Exhaustion While Travelling 5e

Exhaustion is primarily a mechanic to address overexertion while adventuring. This means that any extreme circumstances can cause a level of exhaustion. There are a number of effects that cause exhaustion including:

  • Not eating or drinking enough
  • Exposure to extreme heat or extreme cold
  • Traveling for longer than 8 hours in a day
  • Going 24 hours without a long rest
  • Falling into frigid water
  • Swimming for more than 1 hour
  • Rowing a boat for longer than 8 hours
  • Monsters, spells, and traps with exhaustion effects

Removing Exhaustion

A newer rule proposed in Xanathar’s:

Whenever you end a 24-hour period without finishing a long rest, you must succeed on a DC 10 Constitution saving throw or suffer one level of exhaustion.

It becomes harder to fight off exhaustion if you stay awake for multiple days. After the first 24 hours, the DC increases by 5 for each consecutive 24-hour period without a long rest. The DC resets to 10 when you finish a long rest.

Sleep/Long Rest

The simplest way to remove a level of exhaustion is by completing a long rest, assuming that food and water is also ingested as part of the long rest.

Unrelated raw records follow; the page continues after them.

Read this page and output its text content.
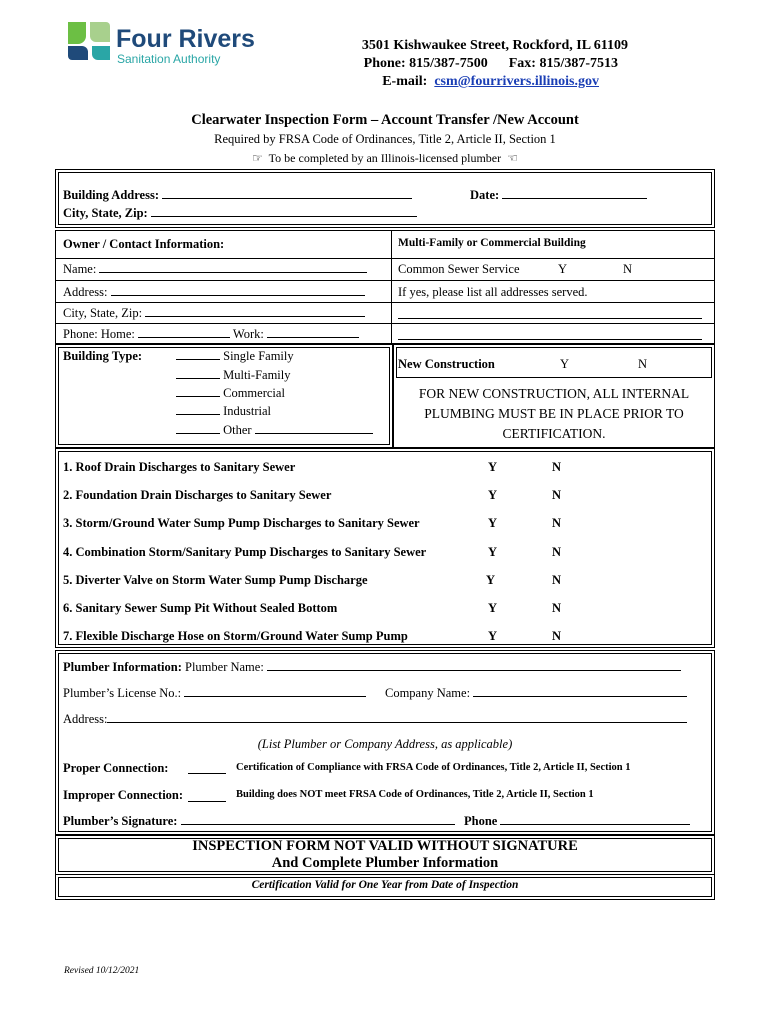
Four Rivers
Sanitation Authority
3501 Kishwaukee Street, Rockford, IL 61109
Phone: 815/387-7500 Fax: 815/387-7513
E-mail: csm@fourrivers.illinois.gov
Clearwater Inspection Form – Account Transfer /New Account
Required by FRSA Code of Ordinances, Title 2, Article II, Section 1
☞ To be completed by an Illinois-licensed plumber ☜
Building Address:	Date:
City, State, Zip:
Owner / Contact Information:	Multi-Family or Commercial Building
Name:	Common Sewer Service	Y	N
Address:	If yes, please list all addresses served.
City, State, Zip:
Phone: Home:	Work:
Building Type:	Single Family
Multi-Family
Commercial
Industrial
Other
New Construction	Y	N
FOR NEW CONSTRUCTION, ALL INTERNAL
PLUMBING MUST BE IN PLACE PRIOR TO
CERTIFICATION.
1. Roof Drain Discharges to Sanitary Sewer	Y	N
2. Foundation Drain Discharges to Sanitary Sewer	Y	N
3. Storm/Ground Water Sump Pump Discharges to Sanitary Sewer	Y	N
4. Combination Storm/Sanitary Pump Discharges to Sanitary Sewer	Y	N
5. Diverter Valve on Storm Water Sump Pump Discharge	Y	N
6. Sanitary Sewer Sump Pit Without Sealed Bottom	Y	N
7. Flexible Discharge Hose on Storm/Ground Water Sump Pump	Y	N
Plumber Information: Plumber Name:
Plumber’s License No.:	Company Name:
Address:
(List Plumber or Company Address, as applicable)
Proper Connection:	Certification of Compliance with FRSA Code of Ordinances, Title 2, Article II, Section 1
Improper Connection:	Building does NOT meet FRSA Code of Ordinances, Title 2, Article II, Section 1
Plumber’s Signature:	Phone
INSPECTION FORM NOT VALID WITHOUT SIGNATURE
And Complete Plumber Information
Certification Valid for One Year from Date of Inspection
Revised 10/12/2021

The one caveat to this is if you slept in medium or heady armor, sleep doesn’t reduce your exhaustion level. Sleeping in light armor is fine for reducing exhaustion, however.

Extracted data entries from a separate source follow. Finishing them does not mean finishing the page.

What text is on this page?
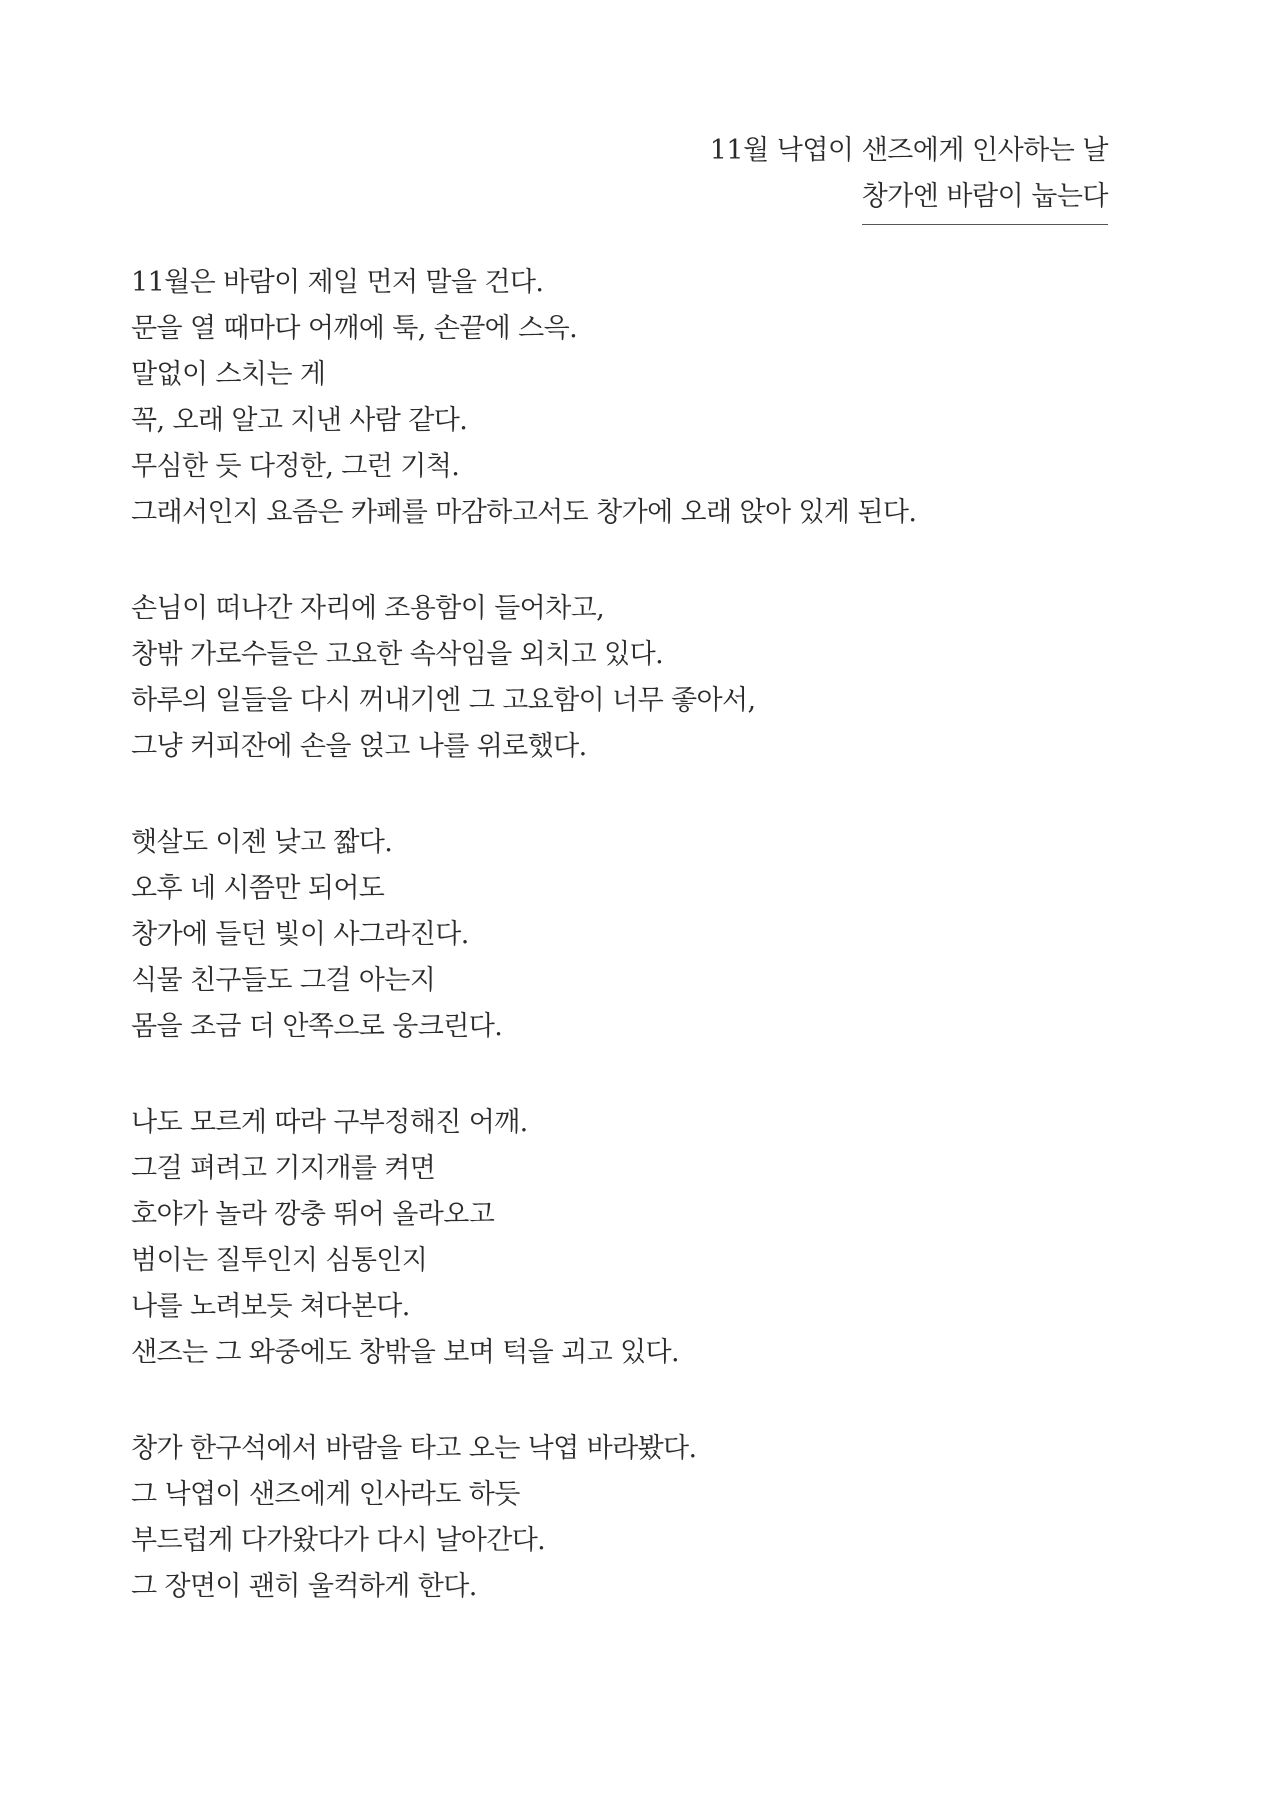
11월 낙엽이 샌즈에게 인사하는 날
창가엔 바람이 눕는다
11월은 바람이 제일 먼저 말을 건다.
문을 열 때마다 어깨에 툭, 손끝에 스윽.
말없이 스치는 게
꼭, 오래 알고 지낸 사람 같다.
무심한 듯 다정한, 그런 기척.
그래서인지 요즘은 카페를 마감하고서도 창가에 오래 앉아 있게 된다.
손님이 떠나간 자리에 조용함이 들어차고,
창밖 가로수들은 고요한 속삭임을 외치고 있다.
하루의 일들을 다시 꺼내기엔 그 고요함이 너무 좋아서,
그냥 커피잔에 손을 얹고 나를 위로했다.
햇살도 이젠 낮고 짧다.
오후 네 시쯤만 되어도
창가에 들던 빛이 사그라진다.
식물 친구들도 그걸 아는지
몸을 조금 더 안쪽으로 웅크린다.
나도 모르게 따라 구부정해진 어깨.
그걸 펴려고 기지개를 켜면
호야가 놀라 깡충 뛰어 올라오고
범이는 질투인지 심통인지
나를 노려보듯 쳐다본다.
샌즈는 그 와중에도 창밖을 보며 턱을 괴고 있다.
창가 한구석에서 바람을 타고 오는 낙엽 바라봤다.
그 낙엽이 샌즈에게 인사라도 하듯
부드럽게 다가왔다가 다시 날아간다.
그 장면이 괜히 울컥하게 한다.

Keep in mind that if you are still exposed to extreme heat or cold during a long rest, saving throws against exhaustion will need to be made.

Class Features

In Tasha’s Cauldron of Everything, the Deft Explorer feature allows 10th-level rangers to reduce 1 level of exhaustion on a short rest.

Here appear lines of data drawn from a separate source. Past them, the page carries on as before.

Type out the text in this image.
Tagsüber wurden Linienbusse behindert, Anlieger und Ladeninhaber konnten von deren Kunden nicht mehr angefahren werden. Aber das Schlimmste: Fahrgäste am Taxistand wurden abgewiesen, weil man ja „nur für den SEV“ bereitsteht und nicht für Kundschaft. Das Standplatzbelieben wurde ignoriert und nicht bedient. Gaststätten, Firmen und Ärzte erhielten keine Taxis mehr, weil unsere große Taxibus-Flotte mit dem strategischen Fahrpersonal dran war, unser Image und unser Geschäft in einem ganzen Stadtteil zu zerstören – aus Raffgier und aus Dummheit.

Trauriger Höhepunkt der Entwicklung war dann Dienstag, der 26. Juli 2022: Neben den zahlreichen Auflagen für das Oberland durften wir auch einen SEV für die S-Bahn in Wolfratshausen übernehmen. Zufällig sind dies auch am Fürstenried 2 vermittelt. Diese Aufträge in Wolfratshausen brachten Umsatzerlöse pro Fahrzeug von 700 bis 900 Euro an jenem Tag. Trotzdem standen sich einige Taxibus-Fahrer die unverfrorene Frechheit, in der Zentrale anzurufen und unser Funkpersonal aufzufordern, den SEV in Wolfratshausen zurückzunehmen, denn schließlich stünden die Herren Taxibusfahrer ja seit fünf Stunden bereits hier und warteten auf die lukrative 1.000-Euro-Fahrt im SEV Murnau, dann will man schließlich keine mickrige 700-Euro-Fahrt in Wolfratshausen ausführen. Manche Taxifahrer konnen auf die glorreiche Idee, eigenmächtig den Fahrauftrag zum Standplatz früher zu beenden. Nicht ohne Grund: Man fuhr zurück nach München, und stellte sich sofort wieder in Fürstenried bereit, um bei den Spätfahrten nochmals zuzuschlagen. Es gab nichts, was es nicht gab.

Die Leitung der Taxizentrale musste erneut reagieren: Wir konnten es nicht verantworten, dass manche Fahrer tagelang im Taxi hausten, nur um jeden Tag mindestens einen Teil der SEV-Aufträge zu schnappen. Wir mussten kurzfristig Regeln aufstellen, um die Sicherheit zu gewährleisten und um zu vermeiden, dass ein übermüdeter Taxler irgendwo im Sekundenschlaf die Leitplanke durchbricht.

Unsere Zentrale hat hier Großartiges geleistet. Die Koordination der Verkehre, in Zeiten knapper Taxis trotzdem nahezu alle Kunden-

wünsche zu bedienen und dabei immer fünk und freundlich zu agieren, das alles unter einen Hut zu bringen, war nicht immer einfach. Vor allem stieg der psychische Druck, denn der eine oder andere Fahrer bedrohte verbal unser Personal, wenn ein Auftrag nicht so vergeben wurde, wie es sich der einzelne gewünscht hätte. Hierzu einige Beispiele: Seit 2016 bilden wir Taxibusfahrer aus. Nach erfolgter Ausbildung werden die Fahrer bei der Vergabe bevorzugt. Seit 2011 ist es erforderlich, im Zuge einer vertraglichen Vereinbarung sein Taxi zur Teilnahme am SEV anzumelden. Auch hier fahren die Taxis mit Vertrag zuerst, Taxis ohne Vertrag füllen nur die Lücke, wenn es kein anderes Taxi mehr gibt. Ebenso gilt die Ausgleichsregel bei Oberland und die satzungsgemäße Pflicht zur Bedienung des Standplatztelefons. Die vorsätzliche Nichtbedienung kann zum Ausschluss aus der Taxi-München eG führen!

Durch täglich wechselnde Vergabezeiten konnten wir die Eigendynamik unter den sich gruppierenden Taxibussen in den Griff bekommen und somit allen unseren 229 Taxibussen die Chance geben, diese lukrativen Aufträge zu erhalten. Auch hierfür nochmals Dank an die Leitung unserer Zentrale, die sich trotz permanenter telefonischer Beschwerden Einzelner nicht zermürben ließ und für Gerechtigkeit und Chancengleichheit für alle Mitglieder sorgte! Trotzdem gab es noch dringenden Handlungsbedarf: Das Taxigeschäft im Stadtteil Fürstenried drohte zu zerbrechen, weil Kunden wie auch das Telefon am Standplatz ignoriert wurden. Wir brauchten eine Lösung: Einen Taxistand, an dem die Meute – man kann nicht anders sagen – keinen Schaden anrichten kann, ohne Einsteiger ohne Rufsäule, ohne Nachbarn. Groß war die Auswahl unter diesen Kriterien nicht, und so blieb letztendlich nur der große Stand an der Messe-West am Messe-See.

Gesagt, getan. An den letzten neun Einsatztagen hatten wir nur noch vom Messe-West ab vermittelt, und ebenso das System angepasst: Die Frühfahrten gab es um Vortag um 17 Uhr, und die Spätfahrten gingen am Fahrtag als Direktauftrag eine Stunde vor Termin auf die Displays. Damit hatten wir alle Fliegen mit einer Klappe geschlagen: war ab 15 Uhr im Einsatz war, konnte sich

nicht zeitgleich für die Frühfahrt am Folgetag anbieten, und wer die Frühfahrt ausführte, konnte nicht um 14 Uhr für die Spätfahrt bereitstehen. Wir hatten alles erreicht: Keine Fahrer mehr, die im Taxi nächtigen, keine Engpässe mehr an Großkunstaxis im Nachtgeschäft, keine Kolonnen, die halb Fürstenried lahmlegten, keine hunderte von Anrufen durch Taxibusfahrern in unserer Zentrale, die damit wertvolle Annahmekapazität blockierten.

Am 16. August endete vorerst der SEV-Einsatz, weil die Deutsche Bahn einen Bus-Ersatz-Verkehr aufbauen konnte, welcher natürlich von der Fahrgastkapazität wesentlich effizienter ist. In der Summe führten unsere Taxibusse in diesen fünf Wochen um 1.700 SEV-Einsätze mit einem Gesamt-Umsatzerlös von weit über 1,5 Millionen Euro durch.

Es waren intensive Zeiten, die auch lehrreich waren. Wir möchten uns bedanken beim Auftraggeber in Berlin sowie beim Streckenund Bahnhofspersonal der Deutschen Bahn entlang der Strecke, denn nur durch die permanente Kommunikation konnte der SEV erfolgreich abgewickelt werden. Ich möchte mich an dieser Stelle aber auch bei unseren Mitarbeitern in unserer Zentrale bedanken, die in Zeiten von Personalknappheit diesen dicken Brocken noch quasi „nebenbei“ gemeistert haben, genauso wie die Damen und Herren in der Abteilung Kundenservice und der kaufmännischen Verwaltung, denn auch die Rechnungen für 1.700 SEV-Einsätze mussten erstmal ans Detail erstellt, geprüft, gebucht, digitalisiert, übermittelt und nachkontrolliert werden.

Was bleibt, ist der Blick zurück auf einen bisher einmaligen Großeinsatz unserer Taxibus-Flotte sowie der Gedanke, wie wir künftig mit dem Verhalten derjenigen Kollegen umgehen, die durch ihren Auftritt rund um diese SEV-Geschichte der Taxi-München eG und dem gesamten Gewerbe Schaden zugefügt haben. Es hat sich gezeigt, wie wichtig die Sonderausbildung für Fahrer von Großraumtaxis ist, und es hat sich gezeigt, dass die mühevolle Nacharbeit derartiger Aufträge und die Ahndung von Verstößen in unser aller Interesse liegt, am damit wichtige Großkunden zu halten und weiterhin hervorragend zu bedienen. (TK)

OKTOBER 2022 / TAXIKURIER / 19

Barring magical artifacts, the only other way to fix exhaustion is to use the Greater Restoration spell, which can reduce the target’s exhaustion level by one.


Other Notes about Exhaustion:

Unfortunately the mechanics are not clearly or consistently defined. It appears the GM would need to to determine a frequency of the Constitution saves and their DC for different cases.

For instance “Frigid Water” (page 110 of DMG) which states:

A creature can be immersed in frigid water for a number of minutes equal to its Constitution score before suffering any ill effects. Each additional minute spent in frigid water requires the creature to succeed on a DC 10 Constitution saving throw or gain one level of exhaustion…

This is even more impacting that extreme cold – having you make a save every minute instead of every hour. Perhaps you could use this to say that cold temperatures cause saving throws every 2-3 hours.

Heavy armor on Chult probably should have more effect.

Beyond the price being three times the norm, is there any real disadvantage to having heavy armor in the jungle? The only thing I think I’ve seen is maybe making exhaustion rolls for dehydration?